In dialogue systems partial feedback problems abound: anyone who has ever unsuccessfully tried to get a job has considered the counterfactual: “what if I had said something different?” Such questions are difficult to answer using offline data, yet anybody trying to offline assess a dialogue system has to come up with some scheme for doing so, and there are pitfalls.
Online evaluation has different problems. In isolation, it is ideal; but for the scientific community at large it is problematic. For example, Honglak Lee has convinced the registrar of his school to allow him to deploy a live chat system for recommending course registrations. This is a brilliant move on his part, analogous to getting access to a particle accelerator in the 1940s: he’ll be in a position to discover interesting stuff first. But he can’t share this resource broadly, because 1) there are a finite number of chats and 2) the registrar presumably wants to ensure a quality experience. Similar concerns underpin the recent explosion of interest in dialogue systems in the tech sector: companies with access to live dialogues are aware of the competitive moat this creates, and they need to be careful in the treatment of their customers.
That’s fine, and I like getting a paycheck, but: how fast would reinforcement learning be advancing if the Arcade Learning Environment was only available at the University of Alberta?
So here are some ideas.
First, we could have agents talk with each other to solve a task, without any humans involved. Perhaps this would lead to the same rapid progress that has been observed in 2 player games. Arguably, we might learn more about ants than people from such a line of research. However, with the humans out of the loop, we could use simulated environments and democratize assessment. Possibly we could discover something interesting about what it takes to learn to repeatedly communicate information to cooperate with another agent.
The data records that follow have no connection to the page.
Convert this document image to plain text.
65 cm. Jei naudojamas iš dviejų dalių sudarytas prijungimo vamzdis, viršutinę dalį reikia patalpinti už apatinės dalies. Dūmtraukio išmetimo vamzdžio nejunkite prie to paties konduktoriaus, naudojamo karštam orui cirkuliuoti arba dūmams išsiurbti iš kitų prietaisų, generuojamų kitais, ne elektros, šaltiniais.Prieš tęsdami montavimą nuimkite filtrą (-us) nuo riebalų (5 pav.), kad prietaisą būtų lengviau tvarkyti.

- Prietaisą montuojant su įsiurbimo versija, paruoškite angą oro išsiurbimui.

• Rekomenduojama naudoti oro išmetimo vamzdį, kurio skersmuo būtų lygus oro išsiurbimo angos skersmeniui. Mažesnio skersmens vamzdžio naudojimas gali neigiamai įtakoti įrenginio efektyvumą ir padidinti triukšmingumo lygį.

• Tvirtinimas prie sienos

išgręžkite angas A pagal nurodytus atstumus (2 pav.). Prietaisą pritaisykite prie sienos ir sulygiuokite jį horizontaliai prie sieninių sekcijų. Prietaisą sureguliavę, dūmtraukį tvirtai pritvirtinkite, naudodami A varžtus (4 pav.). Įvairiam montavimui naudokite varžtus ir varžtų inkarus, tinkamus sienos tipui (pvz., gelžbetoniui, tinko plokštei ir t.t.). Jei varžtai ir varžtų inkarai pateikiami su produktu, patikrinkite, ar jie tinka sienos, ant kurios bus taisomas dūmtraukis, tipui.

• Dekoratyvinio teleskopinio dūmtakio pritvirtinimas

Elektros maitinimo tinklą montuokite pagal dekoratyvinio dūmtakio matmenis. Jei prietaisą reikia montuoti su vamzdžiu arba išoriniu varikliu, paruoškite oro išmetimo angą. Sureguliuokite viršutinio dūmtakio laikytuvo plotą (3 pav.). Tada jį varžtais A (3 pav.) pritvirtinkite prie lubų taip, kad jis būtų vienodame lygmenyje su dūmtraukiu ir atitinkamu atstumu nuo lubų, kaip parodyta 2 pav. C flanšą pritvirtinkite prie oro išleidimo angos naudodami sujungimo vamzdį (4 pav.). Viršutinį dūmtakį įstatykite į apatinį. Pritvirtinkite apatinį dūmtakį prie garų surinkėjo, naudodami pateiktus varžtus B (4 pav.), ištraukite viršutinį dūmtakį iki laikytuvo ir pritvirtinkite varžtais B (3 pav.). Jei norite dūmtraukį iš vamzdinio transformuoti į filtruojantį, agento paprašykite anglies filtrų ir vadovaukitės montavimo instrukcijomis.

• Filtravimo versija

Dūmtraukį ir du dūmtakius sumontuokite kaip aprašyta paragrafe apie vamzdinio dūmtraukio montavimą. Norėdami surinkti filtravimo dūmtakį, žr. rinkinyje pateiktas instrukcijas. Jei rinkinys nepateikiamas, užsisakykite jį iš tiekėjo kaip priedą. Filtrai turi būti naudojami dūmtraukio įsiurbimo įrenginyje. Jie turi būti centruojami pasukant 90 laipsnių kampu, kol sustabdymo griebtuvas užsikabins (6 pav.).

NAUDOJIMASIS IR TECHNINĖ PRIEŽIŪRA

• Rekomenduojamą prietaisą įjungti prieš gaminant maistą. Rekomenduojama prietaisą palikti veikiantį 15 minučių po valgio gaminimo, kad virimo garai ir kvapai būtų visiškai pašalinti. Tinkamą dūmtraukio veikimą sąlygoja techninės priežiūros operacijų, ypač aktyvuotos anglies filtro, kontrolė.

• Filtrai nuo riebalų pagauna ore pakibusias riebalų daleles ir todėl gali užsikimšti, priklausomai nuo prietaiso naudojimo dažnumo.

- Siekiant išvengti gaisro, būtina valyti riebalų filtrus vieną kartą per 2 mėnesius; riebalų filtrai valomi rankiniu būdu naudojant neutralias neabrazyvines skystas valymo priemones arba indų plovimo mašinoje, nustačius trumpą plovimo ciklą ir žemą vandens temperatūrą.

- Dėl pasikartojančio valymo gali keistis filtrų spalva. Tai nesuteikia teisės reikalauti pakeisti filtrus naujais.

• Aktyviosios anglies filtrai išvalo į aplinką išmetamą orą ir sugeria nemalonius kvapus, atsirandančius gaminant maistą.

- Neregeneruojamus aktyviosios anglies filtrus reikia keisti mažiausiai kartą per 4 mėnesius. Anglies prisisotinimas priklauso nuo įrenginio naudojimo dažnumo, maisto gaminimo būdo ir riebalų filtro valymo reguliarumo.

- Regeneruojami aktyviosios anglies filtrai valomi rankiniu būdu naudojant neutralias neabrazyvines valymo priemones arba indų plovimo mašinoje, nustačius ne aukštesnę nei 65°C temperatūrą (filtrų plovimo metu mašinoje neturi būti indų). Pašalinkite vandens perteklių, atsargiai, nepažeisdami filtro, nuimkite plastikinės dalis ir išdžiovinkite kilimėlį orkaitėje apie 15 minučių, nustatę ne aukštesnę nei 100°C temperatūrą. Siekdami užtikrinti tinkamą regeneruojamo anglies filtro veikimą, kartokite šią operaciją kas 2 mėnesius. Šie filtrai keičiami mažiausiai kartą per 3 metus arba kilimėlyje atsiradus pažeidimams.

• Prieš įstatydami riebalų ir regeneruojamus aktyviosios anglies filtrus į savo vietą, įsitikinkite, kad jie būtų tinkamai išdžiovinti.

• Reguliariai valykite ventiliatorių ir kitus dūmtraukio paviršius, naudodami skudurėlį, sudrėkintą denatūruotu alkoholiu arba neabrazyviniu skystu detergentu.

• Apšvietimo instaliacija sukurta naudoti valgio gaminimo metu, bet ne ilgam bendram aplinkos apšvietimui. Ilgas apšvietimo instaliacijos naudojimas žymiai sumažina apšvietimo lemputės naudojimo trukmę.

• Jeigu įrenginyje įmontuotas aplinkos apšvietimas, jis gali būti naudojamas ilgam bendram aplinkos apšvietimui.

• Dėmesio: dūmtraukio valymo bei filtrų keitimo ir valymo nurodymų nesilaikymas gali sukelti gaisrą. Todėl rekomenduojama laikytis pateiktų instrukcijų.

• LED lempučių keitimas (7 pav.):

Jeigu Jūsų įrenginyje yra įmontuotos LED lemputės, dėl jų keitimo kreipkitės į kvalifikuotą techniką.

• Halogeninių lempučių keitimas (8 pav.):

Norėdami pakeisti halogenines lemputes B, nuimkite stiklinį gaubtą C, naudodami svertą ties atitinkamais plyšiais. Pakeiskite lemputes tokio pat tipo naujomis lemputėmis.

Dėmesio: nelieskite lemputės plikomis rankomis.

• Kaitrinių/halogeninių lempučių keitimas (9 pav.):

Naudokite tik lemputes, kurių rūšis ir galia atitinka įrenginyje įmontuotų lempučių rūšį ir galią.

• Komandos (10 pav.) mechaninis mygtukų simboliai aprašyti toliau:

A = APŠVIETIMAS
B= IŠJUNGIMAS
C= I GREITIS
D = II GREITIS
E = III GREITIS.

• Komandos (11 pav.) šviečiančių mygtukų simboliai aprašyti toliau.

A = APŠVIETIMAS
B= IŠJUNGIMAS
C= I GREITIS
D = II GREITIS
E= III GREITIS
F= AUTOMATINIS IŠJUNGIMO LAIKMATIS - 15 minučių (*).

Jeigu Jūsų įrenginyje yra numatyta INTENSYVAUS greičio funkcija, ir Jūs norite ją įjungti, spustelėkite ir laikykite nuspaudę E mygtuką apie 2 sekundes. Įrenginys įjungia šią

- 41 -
Second, we could make a platform that democratizes access to an online oracle. Since online assessment is a scarce resource it would have to cost something, but imagine: suppose we decide task foo is important. We create a standard training program to create skilled crowdsource workers, plus standard HITs which constitute the task, quality control procedures, etc. Then we try as hard as possible to amortize these fixed costs across all researchers, by letting anyone assess any model in the framework, paying only the marginal costs of the oracle. Finally, instead of just doing this for task foo, we try to make it easy for researchers to create new tasks as well. To some degree, the crowdsourcing industry does this already (for paying clients); and certainly researchers have been leveraging crowdsourcing extensively. The question is how we can make it easier to 1) come up with reliable benchmark tasks that leverage online assessment, and then 2) provide online access for every researcher at minimum cost. Merely creating a data set from the crowdsourced task is not sufficient, as it leads to the issues of offline evaluation.
Of course it would be great for the previous paragraph if the task was not crowdsourced, but some natural interactive task that is happening all the time at such large volume that the main issue is democratizing access. One could imagine, e.g., training on all transcripts of car talk and building a dialogue app that tries to diagnose car problems. If it didn’t totally suck, people would not have to be paid to use it, and it could support some level of online assessment for free. Bootstrapping that, however, would itself be a major achievement.